I had struck pay dirt.

I went to visit Martha Ingram, who is a delightful lady and an absolute encyclopedia of knowledge when it comes to her uncle.

We were soon we joined by two of her nieces, Tina Gardner and Melany Harper. Both are very attractive ladies with wonderful childhood memories of their Uncle Paul. They furnished me with numerous photographs and documents relating to Paul Robertson. To them I am most indebted.

Rudder was right about Robertson’s wounds; they were serious. He spent 13 weeks in the Army Hospital and underwent multiple surgeries to remove the shrapnel fragments in his chest. The surgeries went well, but the big problem were metal fragments embedded in the wall of Robertson’s heart.

Surgeons couldn’t remove them and it became a painful reminder of what Robertson would have to deal with for the rest of his life.

No longer fit for military service, Robertson was given a medical discharge, a Purple Heart and returned home.

“He could never work again,” Martha Ingram said. “He was weak and frequently in pain. He would take a part-time job occasionally, but his real working life was over. Of course, he had 100 percent disability and received a check every month from the government, and that allowed him to live fairly well.”

In 1960, at the age of 40, he married Mary Jordan and they lived on South Avenue in Lancaster.

The Robertsons had no children of their own, but were very close to their numerous nieces and nephews.

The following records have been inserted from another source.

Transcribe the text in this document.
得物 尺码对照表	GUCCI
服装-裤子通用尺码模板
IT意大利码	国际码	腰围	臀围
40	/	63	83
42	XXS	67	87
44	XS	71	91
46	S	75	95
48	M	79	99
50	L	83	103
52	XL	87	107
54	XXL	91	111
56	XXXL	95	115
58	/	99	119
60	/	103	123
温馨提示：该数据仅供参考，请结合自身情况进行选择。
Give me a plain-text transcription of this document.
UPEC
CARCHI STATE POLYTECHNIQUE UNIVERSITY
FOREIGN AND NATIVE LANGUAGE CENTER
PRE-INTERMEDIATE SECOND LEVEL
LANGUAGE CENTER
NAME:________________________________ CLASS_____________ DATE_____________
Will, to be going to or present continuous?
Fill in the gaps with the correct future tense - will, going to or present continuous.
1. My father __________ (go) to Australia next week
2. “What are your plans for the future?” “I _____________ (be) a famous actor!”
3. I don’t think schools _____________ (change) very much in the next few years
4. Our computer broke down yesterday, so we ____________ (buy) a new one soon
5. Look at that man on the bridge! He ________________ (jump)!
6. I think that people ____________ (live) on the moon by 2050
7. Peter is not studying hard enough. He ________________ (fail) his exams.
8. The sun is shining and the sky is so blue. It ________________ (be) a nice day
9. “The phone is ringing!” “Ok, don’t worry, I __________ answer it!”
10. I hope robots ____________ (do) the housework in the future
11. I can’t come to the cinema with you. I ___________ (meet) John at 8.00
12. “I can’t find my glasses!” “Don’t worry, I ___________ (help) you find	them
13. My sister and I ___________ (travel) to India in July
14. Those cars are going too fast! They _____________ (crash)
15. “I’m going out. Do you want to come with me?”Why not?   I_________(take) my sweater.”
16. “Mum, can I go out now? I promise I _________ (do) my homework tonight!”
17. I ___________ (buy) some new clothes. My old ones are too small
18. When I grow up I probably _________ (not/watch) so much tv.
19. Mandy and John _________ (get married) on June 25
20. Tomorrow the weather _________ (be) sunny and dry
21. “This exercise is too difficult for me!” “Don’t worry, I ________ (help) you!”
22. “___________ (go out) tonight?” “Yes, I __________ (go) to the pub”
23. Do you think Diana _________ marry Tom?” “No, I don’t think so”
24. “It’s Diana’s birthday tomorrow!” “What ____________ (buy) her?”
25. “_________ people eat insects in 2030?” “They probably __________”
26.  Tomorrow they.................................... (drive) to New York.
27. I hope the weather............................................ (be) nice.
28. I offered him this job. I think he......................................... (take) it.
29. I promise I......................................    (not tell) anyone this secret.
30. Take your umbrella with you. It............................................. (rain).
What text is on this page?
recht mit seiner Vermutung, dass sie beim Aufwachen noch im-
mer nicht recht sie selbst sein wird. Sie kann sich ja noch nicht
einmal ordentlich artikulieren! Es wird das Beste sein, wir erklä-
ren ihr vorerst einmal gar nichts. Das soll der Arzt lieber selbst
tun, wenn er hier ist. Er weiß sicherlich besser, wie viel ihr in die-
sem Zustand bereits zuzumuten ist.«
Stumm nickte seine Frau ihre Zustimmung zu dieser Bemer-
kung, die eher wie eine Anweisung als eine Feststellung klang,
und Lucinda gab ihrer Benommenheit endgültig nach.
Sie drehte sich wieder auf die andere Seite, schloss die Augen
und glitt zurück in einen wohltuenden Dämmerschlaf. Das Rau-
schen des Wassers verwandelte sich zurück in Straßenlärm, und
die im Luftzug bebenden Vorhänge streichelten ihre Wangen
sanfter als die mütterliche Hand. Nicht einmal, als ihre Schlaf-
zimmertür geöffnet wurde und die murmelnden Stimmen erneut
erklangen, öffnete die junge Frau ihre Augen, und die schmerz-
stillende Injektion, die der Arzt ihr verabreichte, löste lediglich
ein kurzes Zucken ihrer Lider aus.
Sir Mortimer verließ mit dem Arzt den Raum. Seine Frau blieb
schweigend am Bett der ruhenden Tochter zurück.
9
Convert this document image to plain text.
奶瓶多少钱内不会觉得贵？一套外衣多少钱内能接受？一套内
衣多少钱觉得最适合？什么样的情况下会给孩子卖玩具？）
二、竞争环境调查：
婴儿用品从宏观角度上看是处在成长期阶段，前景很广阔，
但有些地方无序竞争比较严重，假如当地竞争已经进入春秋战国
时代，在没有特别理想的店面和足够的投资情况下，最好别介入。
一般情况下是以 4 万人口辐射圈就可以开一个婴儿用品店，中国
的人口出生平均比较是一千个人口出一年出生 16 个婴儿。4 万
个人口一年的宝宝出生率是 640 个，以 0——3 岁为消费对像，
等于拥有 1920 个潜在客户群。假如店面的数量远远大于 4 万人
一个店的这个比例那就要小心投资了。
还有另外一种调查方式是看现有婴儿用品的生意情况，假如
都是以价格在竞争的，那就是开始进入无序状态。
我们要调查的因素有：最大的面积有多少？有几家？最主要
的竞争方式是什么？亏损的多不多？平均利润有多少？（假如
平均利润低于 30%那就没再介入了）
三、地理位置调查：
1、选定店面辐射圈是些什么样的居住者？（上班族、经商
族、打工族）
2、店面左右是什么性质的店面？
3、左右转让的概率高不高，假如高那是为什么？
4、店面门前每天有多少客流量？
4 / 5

“I have the fondest memories of Uncle Paul and Aunt Mary,” Tina Gardner said. “They were always around and did everything they could to see that we were having fun. Sometimes, Uncle Paul would get some boxes and blankets and make a stage for us. Then he’d bring out his old 45 RPM record player and we kids would get on stage and pantomime the songs on the records. The grown-ups would act as our audience and clap like crazy.

“And we were always making homemade ice cream,” she said. “We kids would take turns turning the handle on that churn, which is pretty tough for a kid.”

Gardner said each summer, Robertson would load them into the back of his truck for an outing to the Pageland Watermelon Festival.

“We just had a great time,” Gardner said.

Active in the American Legion, Paul and Mary attended New Life Freewill Baptist Church.

He died in 1993 at the age of 73, with shrapnel fragments from a long-ago sneak attack still embedded in his heart.

It seems fitting that his much-loved nephew, the Rev. Mitchell Ingram, should preach his funeral.

Robertson is buried in Westside Cemetery.

As for Bill Rudder, who brought Robertson  to my attention, I can only say thanks. I hope this answers some of the questions about the friend you lost track of on the “Day of Infamy.”

It doesn’t have to trouble you anymore.

– An award-winning author, Dr. John Griffin is a distinguished professor emeritus with the University of South Carolina at Lancaster.